Правда, свой дом хотелось бы запомнить совсем иначе, нежели покинутым и печальным. Все еще теплятся угли чувств, с которыми я рассматривал родной пейзаж: разный и одинаковый одновременно. Весной вся местность утопала в цвету, летом в зелени, осенью в красках, а зимой небо и земля сливались в серости будней и тревожных ветров.
Письмо, которое я написал в это утро на бумаге в клеточку, не хочу никому показывать. Даже себе, на самом деле. Сперва оно отправилось в шкаф, на место многих других, но чуть погодя я передумал и решил от него избавиться.
В саду стояло раннее утро, еще недавно выбравшееся из предрассветных сумерек, но небо уже приобрело золотисто-розовый оттенок. Покопавшись немного, пытаясь найти подходящую тару, понял, что нужная вещь лежит на веранде и решил попытать счастья там. Мой поселенец обычно вставал рано, чуть свет, поэтому я не боялся его потревожить. Как я и говорил, он мог просто сидеть на ступеньках, уставившись в пустоту. Этим Саша и занимался сегодняшним утром. Сосед сидел на крыльце веранды, в серой водолазке с воротником по подбородок, скрестив руки на груди. Хотя бы глаза закрыл.
- Не спится? - наверное, мог сказать бы что-то менее очевидное.
Саша приоткрыл глаза, словно не сразу понял, где находится и чуть погодя ответил:
- Говорили, бессонница на роду писана.
- Тоже иногда случается. Мне бы на веранду пройти.
Долго ждать не пришлось. Сосед встал, потянулся, разминая, как видно, затекшие руки. На веранде тускло горел ночник, на диванчике лежал спальник, горстка одежды, походный рюкзак приютился в углу, на столике притаились некоторые продукты. В другой стороне была свалка моих верандных вещей. Старые, в потемневших переплетах книги с пожелтевшими страницами, коробки с кухонной утварью, тарелками, завернутыми в газеты, старые матрасы: все это досталось в наследство к дому. Я точно помнил, что где-то здесь, совсем запылившийся, стоит небольшой мангал. Он как раз мне и нужен.
Когда я вытаскивал маленький, но довольно тяжелый предмет, заселенец помог пройти проем, придержав дверь.
- Шашлыки?
- Какое там. Срочно понадобилось кое-что поджечь. Но можно и устроить, тем более сейчас есть кого кормить, - идея показалась отличным поводом попробовать узнать, что так тревожит Александра. Может, и ему станет не так тревожно. Опыт учит: поделись, ноша станет легче.

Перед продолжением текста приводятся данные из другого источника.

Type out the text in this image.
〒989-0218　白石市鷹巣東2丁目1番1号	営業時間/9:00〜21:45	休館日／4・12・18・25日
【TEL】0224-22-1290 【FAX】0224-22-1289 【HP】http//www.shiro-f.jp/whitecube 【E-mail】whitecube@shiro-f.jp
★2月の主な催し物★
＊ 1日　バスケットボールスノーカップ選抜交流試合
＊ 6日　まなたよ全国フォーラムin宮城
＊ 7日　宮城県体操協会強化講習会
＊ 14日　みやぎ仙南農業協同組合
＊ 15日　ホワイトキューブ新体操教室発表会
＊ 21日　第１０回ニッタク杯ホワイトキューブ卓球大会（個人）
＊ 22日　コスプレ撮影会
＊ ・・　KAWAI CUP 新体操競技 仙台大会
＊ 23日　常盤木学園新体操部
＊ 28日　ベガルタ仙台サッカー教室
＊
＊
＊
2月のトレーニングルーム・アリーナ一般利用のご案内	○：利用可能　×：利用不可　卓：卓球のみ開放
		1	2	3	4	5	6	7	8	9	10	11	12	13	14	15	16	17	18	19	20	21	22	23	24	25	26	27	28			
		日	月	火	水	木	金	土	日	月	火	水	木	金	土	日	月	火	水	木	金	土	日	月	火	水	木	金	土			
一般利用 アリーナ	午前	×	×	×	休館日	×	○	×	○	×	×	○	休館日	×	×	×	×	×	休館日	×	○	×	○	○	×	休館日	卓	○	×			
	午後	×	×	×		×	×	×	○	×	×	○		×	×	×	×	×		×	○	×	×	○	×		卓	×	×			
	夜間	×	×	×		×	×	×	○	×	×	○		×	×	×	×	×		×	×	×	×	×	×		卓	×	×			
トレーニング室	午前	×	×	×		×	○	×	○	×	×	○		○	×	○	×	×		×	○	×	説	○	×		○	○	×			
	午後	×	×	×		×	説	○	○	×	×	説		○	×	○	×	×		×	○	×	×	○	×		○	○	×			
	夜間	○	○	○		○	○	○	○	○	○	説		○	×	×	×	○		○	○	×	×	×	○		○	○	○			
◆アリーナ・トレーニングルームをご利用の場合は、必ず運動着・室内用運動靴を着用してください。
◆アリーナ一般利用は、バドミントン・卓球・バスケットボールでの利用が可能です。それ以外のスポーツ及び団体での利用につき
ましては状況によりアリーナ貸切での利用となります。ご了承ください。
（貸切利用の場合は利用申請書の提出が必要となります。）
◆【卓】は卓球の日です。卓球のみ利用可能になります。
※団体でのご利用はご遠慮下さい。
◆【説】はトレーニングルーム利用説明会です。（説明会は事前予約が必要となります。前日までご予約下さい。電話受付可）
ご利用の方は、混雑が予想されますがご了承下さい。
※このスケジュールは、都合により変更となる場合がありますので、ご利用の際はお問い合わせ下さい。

Когда мангал был поставлен, я пошел в дом взять спички и письмо. Пара любопытных, но сонных глаз внимательно следила за передвижениями. Однако, взяв в руки кажущееся тяжелым письмо, почудилось, что если его сжечь, станет только хуже. Потянулся вернуть его на место, дотронулся до других конвертов, и свет померк.
Саша услышал шум в доме ненамного позже, чем его благодетель скрылся за дверью. Он все еще не знал, как его зовут, а спрашивать было неловко. Судя по поведению хозяина дома сегодня, им предстоит важное дело от чего-то избавиться самым грандиозным способом - огнем. Зачем бы, интересно. Однако ушедший все не появлялся, а шума становилось все больше. Он решил заглянуть внутрь, надеясь, что не помешает.
В доме стоял полный кавардак. Столик и пара кресел были опрокинуты, разбитая банка с медом лежала липкой массой в середине комнаты. В глубине квартиры раздавался звук рвущейся бумаги. Множество конвертов было порвано, исписанная бумага летела во все стороны, а в центре хаоса стоял он, даже со спины заметно, что в полном отчаянии. Забирал новые конверты из шкафа, что-то мельком проглядывал, что-то сразу же бросал вниз.
- С вами все в порядке?
- Надо срочно уничтожить все документы! Они скоро придут, у нас столько улик. Ни единой строчки не должно остаться, ни одной буквы! Кто все это написал? Нельзя это все оставлять! Нельзя, нельзя, - словно в исступлении все повторял и повторял он.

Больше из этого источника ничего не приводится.